Although I accept that the evidence may be credible, and I note that it is a difficult exercise to assess such matters when looking at short and brief typed statements which are sworn before a Justice of the Peace but are not otherwise in admissible affidavit form, I do not believe that if received these documents might reasonably have had the Court return a different verdict. I also take the view that the failure to receive such documents as new evidence does not amount to a "miscarriage of justice" as referred to by Gibbs CJ at page 395 of Gallagher v R.
Exhibits D-H.
In my view, these exhibits were available to the appellant as at the date of trial and in addition, neither document is, in my view, relevant to the issue at trial (i.e. whether or not the appellant wilfully damaged the complainant's vehicle). I find that these documents are not fresh or new evidence, would not have been, in my view, admissible at trial and should not be received as "new evidence" in this appeal.
Exhibit I.
This Exhibit contains three pages. The first page is a page of photographs apparently depicting injuries to the appellant. Pages 2 and 3 are photographs of graffiti on the appellant's residence. In respect of the photographs, all were as I understand it, available at the date of trial therefore none of the photographs is "new" or "fresh" evidence. In any event, in my view none of the photographs are relevant to the issues at trial and there is accordingly no basis for the admission of any of the three pages (each of which contains multiple photographs) as evidence.
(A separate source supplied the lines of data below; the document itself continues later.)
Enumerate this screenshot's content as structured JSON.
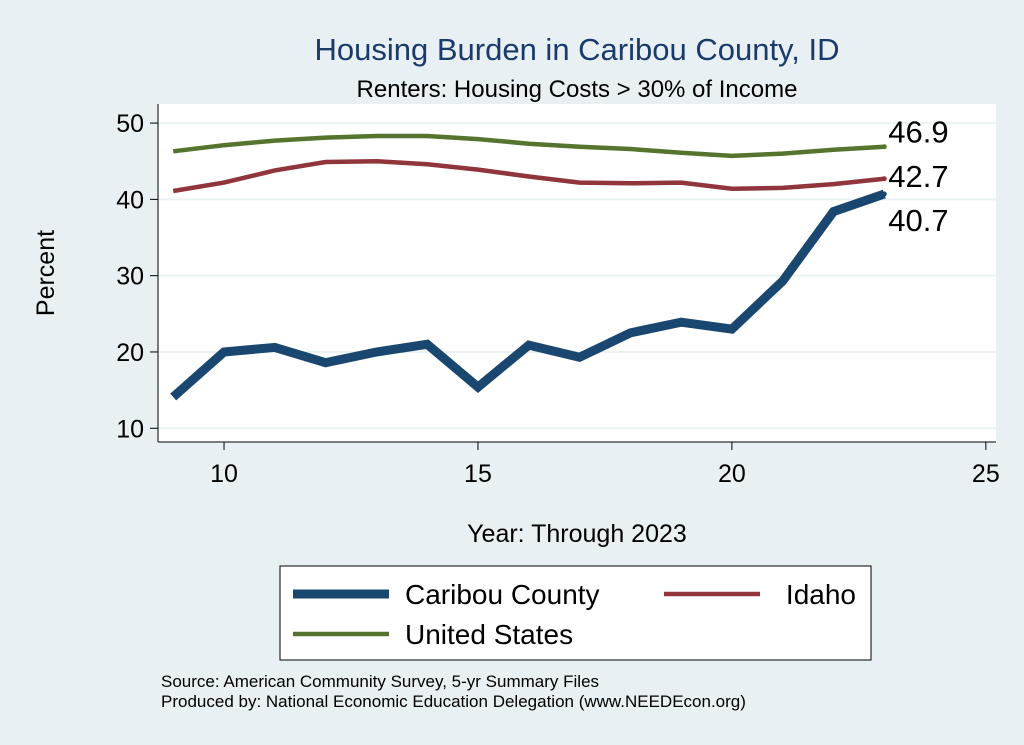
{
  "chart_data": {
    "type": "line",
    "title": "Housing Burden in Caribou County, ID",
    "subtitle": "Renters: Housing Costs > 30% of Income",
    "xlabel": "Year: Through 2023",
    "ylabel": "Percent",
    "xlim": [
      8.7,
      25.2
    ],
    "ylim": [
      8.2,
      52.5
    ],
    "xticks": [
      10,
      15,
      20,
      25
    ],
    "yticks": [
      10,
      20,
      30,
      40,
      50
    ],
    "grid": true,
    "series": [
      {
        "name": "Caribou County",
        "color": "#1a476f",
        "x": [
          9,
          10,
          11,
          12,
          13,
          14,
          15,
          16,
          17,
          18,
          19,
          20,
          21,
          22,
          23
        ],
        "values": [
          14.1,
          20.0,
          20.6,
          18.6,
          20.0,
          21.0,
          15.4,
          20.9,
          19.3,
          22.5,
          23.9,
          23.0,
          29.3,
          38.4,
          40.7
        ],
        "end_label": "40.7"
      },
      {
        "name": "Idaho",
        "color": "#90353b",
        "x": [
          9,
          10,
          11,
          12,
          13,
          14,
          15,
          16,
          17,
          18,
          19,
          20,
          21,
          22,
          23
        ],
        "values": [
          41.1,
          42.2,
          43.8,
          44.9,
          45.0,
          44.6,
          43.9,
          43.0,
          42.2,
          42.1,
          42.2,
          41.4,
          41.5,
          42.0,
          42.7
        ],
        "end_label": "42.7"
      },
      {
        "name": "United States",
        "color": "#55752f",
        "x": [
          9,
          10,
          11,
          12,
          13,
          14,
          15,
          16,
          17,
          18,
          19,
          20,
          21,
          22,
          23
        ],
        "values": [
          46.3,
          47.1,
          47.7,
          48.1,
          48.3,
          48.3,
          47.9,
          47.3,
          46.9,
          46.6,
          46.1,
          45.7,
          46.0,
          46.5,
          46.9
        ],
        "end_label": "46.9"
      }
    ],
    "legend": {
      "placement": "bottom",
      "items": [
        "Caribou County",
        "Idaho",
        "United States"
      ]
    },
    "source_lines": [
      "Source: American Community Survey, 5-yr Summary Files",
      "Produced by: National Economic Education Delegation (www.NEEDEcon.org)"
    ]
  }
}
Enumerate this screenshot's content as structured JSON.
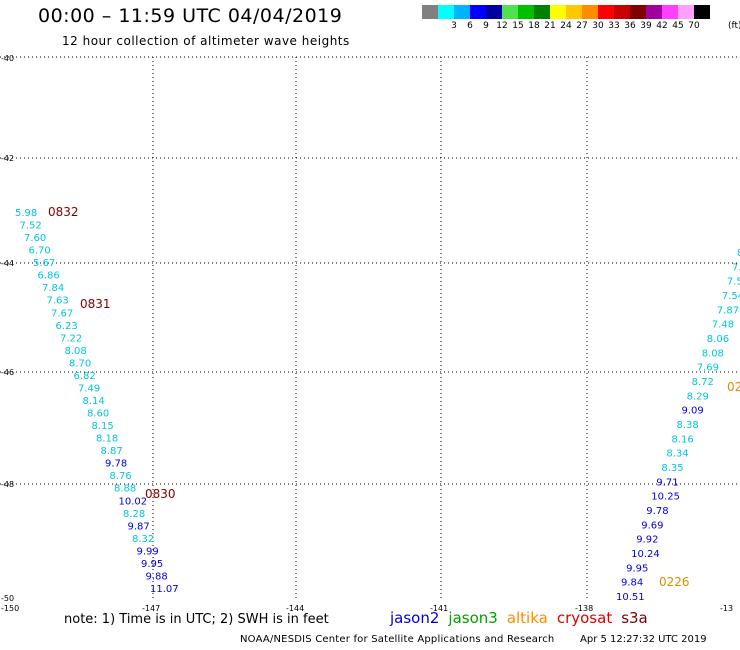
{
  "header": {
    "title": "00:00 – 11:59 UTC 04/04/2019",
    "subtitle": "12 hour collection of altimeter wave heights"
  },
  "legend": {
    "unit": "(ft)",
    "swatches": [
      {
        "color": "#808080",
        "label": ""
      },
      {
        "color": "#00ffff",
        "label": "3"
      },
      {
        "color": "#00b4ff",
        "label": "6"
      },
      {
        "color": "#0000ff",
        "label": "9"
      },
      {
        "color": "#0000a0",
        "label": "12"
      },
      {
        "color": "#50e050",
        "label": "15"
      },
      {
        "color": "#00c000",
        "label": "18"
      },
      {
        "color": "#008000",
        "label": "21"
      },
      {
        "color": "#ffff00",
        "label": "24"
      },
      {
        "color": "#ffc800",
        "label": "27"
      },
      {
        "color": "#ff8c00",
        "label": "30"
      },
      {
        "color": "#ff0000",
        "label": "33"
      },
      {
        "color": "#c80000",
        "label": "36"
      },
      {
        "color": "#800000",
        "label": "39"
      },
      {
        "color": "#a000a0",
        "label": "42"
      },
      {
        "color": "#ff40ff",
        "label": "45"
      },
      {
        "color": "#ffa0ff",
        "label": "70"
      },
      {
        "color": "#000000",
        "label": ""
      }
    ]
  },
  "map": {
    "lon_labels": [
      "-150",
      "-147",
      "-144",
      "-141",
      "-138",
      "-13"
    ],
    "lat_labels": [
      "-40",
      "-42",
      "-44",
      "-46",
      "-48",
      "-50"
    ],
    "left_track": {
      "values": [
        {
          "v": "5.98",
          "c": "#00c8dc"
        },
        {
          "v": "7.52",
          "c": "#00c8dc"
        },
        {
          "v": "7.60",
          "c": "#00c8dc"
        },
        {
          "v": "6.70",
          "c": "#00c8dc"
        },
        {
          "v": "5.67",
          "c": "#00c8dc"
        },
        {
          "v": "6.86",
          "c": "#00c8dc"
        },
        {
          "v": "7.84",
          "c": "#00c8dc"
        },
        {
          "v": "7.63",
          "c": "#00c8dc"
        },
        {
          "v": "7.67",
          "c": "#00c8dc"
        },
        {
          "v": "6.23",
          "c": "#00c8dc"
        },
        {
          "v": "7.22",
          "c": "#00c8dc"
        },
        {
          "v": "8.08",
          "c": "#00c8dc"
        },
        {
          "v": "8.70",
          "c": "#00c8dc"
        },
        {
          "v": "6.82",
          "c": "#00c8dc"
        },
        {
          "v": "7.49",
          "c": "#00c8dc"
        },
        {
          "v": "8.14",
          "c": "#00c8dc"
        },
        {
          "v": "8.60",
          "c": "#00c8dc"
        },
        {
          "v": "8.15",
          "c": "#00c8dc"
        },
        {
          "v": "8.18",
          "c": "#00c8dc"
        },
        {
          "v": "8.87",
          "c": "#00c8dc"
        },
        {
          "v": "9.78",
          "c": "#0000e0"
        },
        {
          "v": "8.76",
          "c": "#00c8dc"
        },
        {
          "v": "8.88",
          "c": "#00c8dc"
        },
        {
          "v": "10.02",
          "c": "#0000e0"
        },
        {
          "v": "8.28",
          "c": "#00c8dc"
        },
        {
          "v": "9.87",
          "c": "#0000e0"
        },
        {
          "v": "8.32",
          "c": "#00c8dc"
        },
        {
          "v": "9.99",
          "c": "#0000e0"
        },
        {
          "v": "9.95",
          "c": "#0000e0"
        },
        {
          "v": "9.88",
          "c": "#0000e0"
        },
        {
          "v": "11.07",
          "c": "#0000e0"
        }
      ],
      "times": [
        {
          "t": "0832",
          "c": "#800000"
        },
        {
          "t": "0831",
          "c": "#800000"
        },
        {
          "t": "0830",
          "c": "#800000"
        }
      ]
    },
    "right_track": {
      "values": [
        {
          "v": "8",
          "c": "#00c8dc"
        },
        {
          "v": "7.",
          "c": "#00c8dc"
        },
        {
          "v": "7.5",
          "c": "#00c8dc"
        },
        {
          "v": "7.54",
          "c": "#00c8dc"
        },
        {
          "v": "7.87",
          "c": "#00c8dc"
        },
        {
          "v": "7.48",
          "c": "#00c8dc"
        },
        {
          "v": "8.06",
          "c": "#00c8dc"
        },
        {
          "v": "8.08",
          "c": "#00c8dc"
        },
        {
          "v": "7.69",
          "c": "#00c8dc"
        },
        {
          "v": "8.72",
          "c": "#00c8dc"
        },
        {
          "v": "8.29",
          "c": "#00c8dc"
        },
        {
          "v": "9.09",
          "c": "#0000e0"
        },
        {
          "v": "8.38",
          "c": "#00c8dc"
        },
        {
          "v": "8.16",
          "c": "#00c8dc"
        },
        {
          "v": "8.34",
          "c": "#00c8dc"
        },
        {
          "v": "8.35",
          "c": "#00c8dc"
        },
        {
          "v": "9.71",
          "c": "#0000e0"
        },
        {
          "v": "10.25",
          "c": "#0000e0"
        },
        {
          "v": "9.78",
          "c": "#0000e0"
        },
        {
          "v": "9.69",
          "c": "#0000e0"
        },
        {
          "v": "9.92",
          "c": "#0000e0"
        },
        {
          "v": "10.24",
          "c": "#0000e0"
        },
        {
          "v": "9.95",
          "c": "#0000e0"
        },
        {
          "v": "9.84",
          "c": "#0000e0"
        },
        {
          "v": "10.51",
          "c": "#0000e0"
        }
      ],
      "times": [
        {
          "t": "02",
          "c": "#e08c00"
        },
        {
          "t": "0226",
          "c": "#e08c00"
        }
      ]
    }
  },
  "footer": {
    "note": "note: 1) Time is in UTC; 2) SWH is in feet",
    "satellites": [
      {
        "name": "jason2",
        "color": "#0000e0"
      },
      {
        "name": "jason3",
        "color": "#00a000"
      },
      {
        "name": "altika",
        "color": "#ff8c00"
      },
      {
        "name": "cryosat",
        "color": "#e00000"
      },
      {
        "name": "s3a",
        "color": "#800000"
      }
    ],
    "credit": "NOAA/NESDIS Center for Satellite Applications and Research",
    "timestamp": "Apr 5 12:27:32 UTC 2019"
  }
}
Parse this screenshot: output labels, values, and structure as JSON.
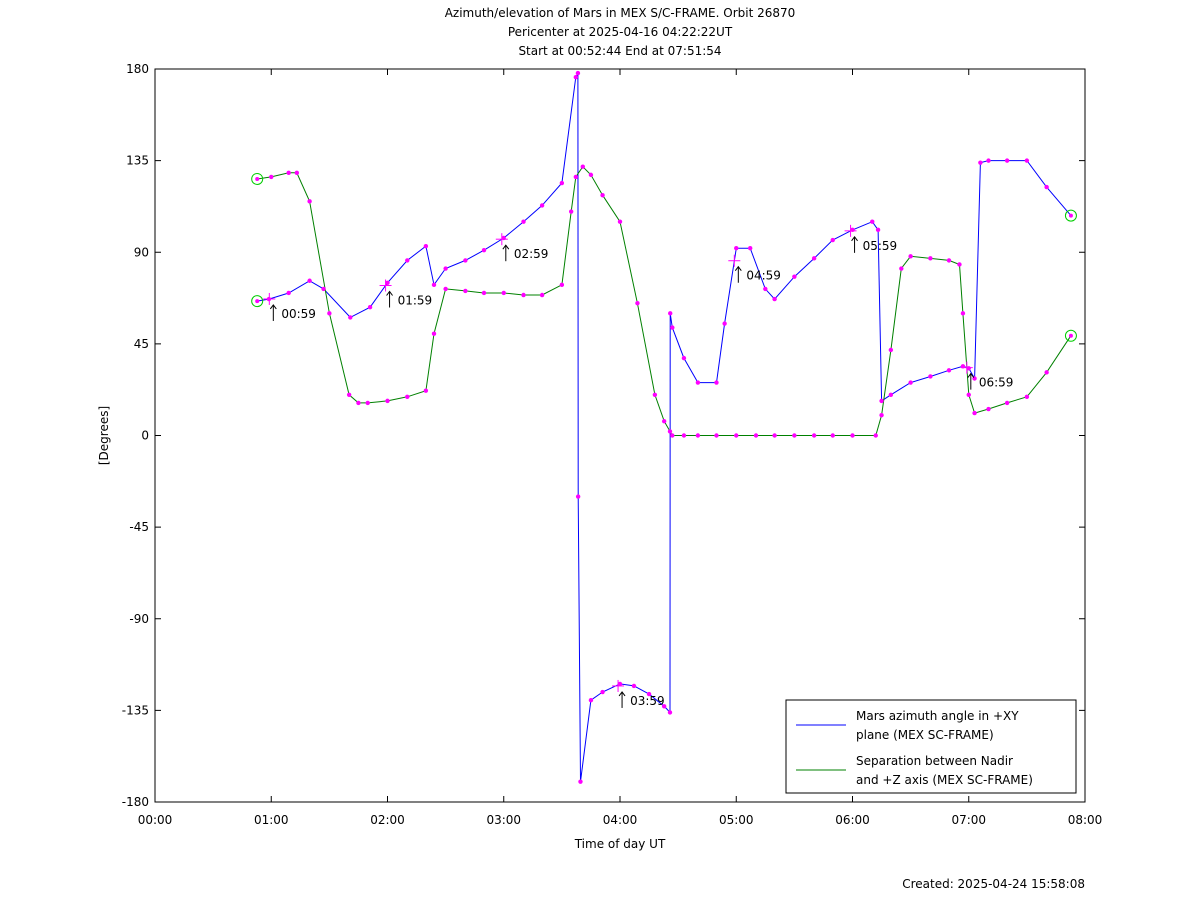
{
  "chart_data": {
    "type": "line",
    "title": [
      "Azimuth/elevation of Mars in MEX S/C-FRAME.  Orbit 26870",
      "Pericenter at 2025-04-16 04:22:22UT",
      "Start at 00:52:44 End at 07:51:54"
    ],
    "xlabel": "Time of day UT",
    "ylabel": "[Degrees]",
    "xlim": [
      0,
      8
    ],
    "ylim": [
      -180,
      180
    ],
    "x_ticks": [
      "00:00",
      "01:00",
      "02:00",
      "03:00",
      "04:00",
      "05:00",
      "06:00",
      "07:00",
      "08:00"
    ],
    "y_ticks": [
      "180",
      "135",
      "90",
      "45",
      "0",
      "-45",
      "-90",
      "-135",
      "-180"
    ],
    "legend_position": "bottom-right",
    "grid": false,
    "series": [
      {
        "name": "Mars azimuth angle in +XY plane (MEX SC-FRAME)",
        "color": "#0000ff",
        "x": [
          0.879,
          0.98,
          1.15,
          1.33,
          1.45,
          1.68,
          1.85,
          2.0,
          2.17,
          2.33,
          2.4,
          2.5,
          2.67,
          2.83,
          3.0,
          3.17,
          3.33,
          3.5,
          3.62,
          3.638,
          3.64,
          3.66,
          3.75,
          3.85,
          4.0,
          4.12,
          4.25,
          4.38,
          4.43,
          4.432,
          4.45,
          4.55,
          4.67,
          4.83,
          4.9,
          5.0,
          5.12,
          5.25,
          5.33,
          5.5,
          5.67,
          5.83,
          6.0,
          6.17,
          6.22,
          6.25,
          6.33,
          6.5,
          6.67,
          6.83,
          6.95,
          7.0,
          7.05,
          7.1,
          7.17,
          7.33,
          7.5,
          7.67,
          7.879
        ],
        "values": [
          66,
          67,
          70,
          76,
          72,
          58,
          63,
          75,
          86,
          93,
          74,
          82,
          86,
          91,
          97,
          105,
          113,
          124,
          176,
          178,
          -30,
          -170,
          -130,
          -126,
          -122,
          -123,
          -127,
          -133,
          -136,
          60,
          53,
          38,
          26,
          26,
          55,
          92,
          92,
          72,
          67,
          78,
          87,
          96,
          101,
          105,
          101,
          17,
          20,
          26,
          29,
          32,
          34,
          33,
          28,
          134,
          135,
          135,
          135,
          122,
          108
        ]
      },
      {
        "name": "Separation between Nadir and +Z axis (MEX SC-FRAME)",
        "color": "#008000",
        "x": [
          0.879,
          1.0,
          1.15,
          1.22,
          1.33,
          1.5,
          1.67,
          1.75,
          1.83,
          2.0,
          2.17,
          2.33,
          2.4,
          2.5,
          2.67,
          2.83,
          3.0,
          3.17,
          3.33,
          3.5,
          3.58,
          3.62,
          3.68,
          3.75,
          3.85,
          4.0,
          4.15,
          4.3,
          4.38,
          4.43,
          4.45,
          4.55,
          4.67,
          4.83,
          5.0,
          5.17,
          5.33,
          5.5,
          5.67,
          5.83,
          6.0,
          6.2,
          6.25,
          6.33,
          6.42,
          6.5,
          6.67,
          6.83,
          6.92,
          6.95,
          7.0,
          7.05,
          7.17,
          7.33,
          7.5,
          7.67,
          7.879
        ],
        "values": [
          126,
          127,
          129,
          129,
          115,
          60,
          20,
          16,
          16,
          17,
          19,
          22,
          50,
          72,
          71,
          70,
          70,
          69,
          69,
          74,
          110,
          127,
          132,
          128,
          118,
          105,
          65,
          20,
          7,
          2,
          0,
          0,
          0,
          0,
          0,
          0,
          0,
          0,
          0,
          0,
          0,
          0,
          10,
          42,
          82,
          88,
          87,
          86,
          84,
          60,
          20,
          11,
          13,
          16,
          19,
          31,
          49
        ]
      }
    ],
    "annotations": [
      "00:59",
      "01:59",
      "02:59",
      "03:59",
      "04:59",
      "05:59",
      "06:59"
    ],
    "footer": "Created: 2025-04-24 15:58:08"
  }
}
Pursuant to s 223 of the Justices Act 1886 I decline to grant leave to the appellant to adduce new evidence in respect of any of Exhibits A-I (and in making such a ruling that of course precludes any potential evidence which could flow from those documents or the witnesses who were responsible for producing the documents.)
The appeal will therefore proceed as a rehearing pursuant to s 223(1) of the Justices Act confined to the evidence given at the original trial which is contained in the transcript of proceedings and in the exhibits which were tendered on the original trial.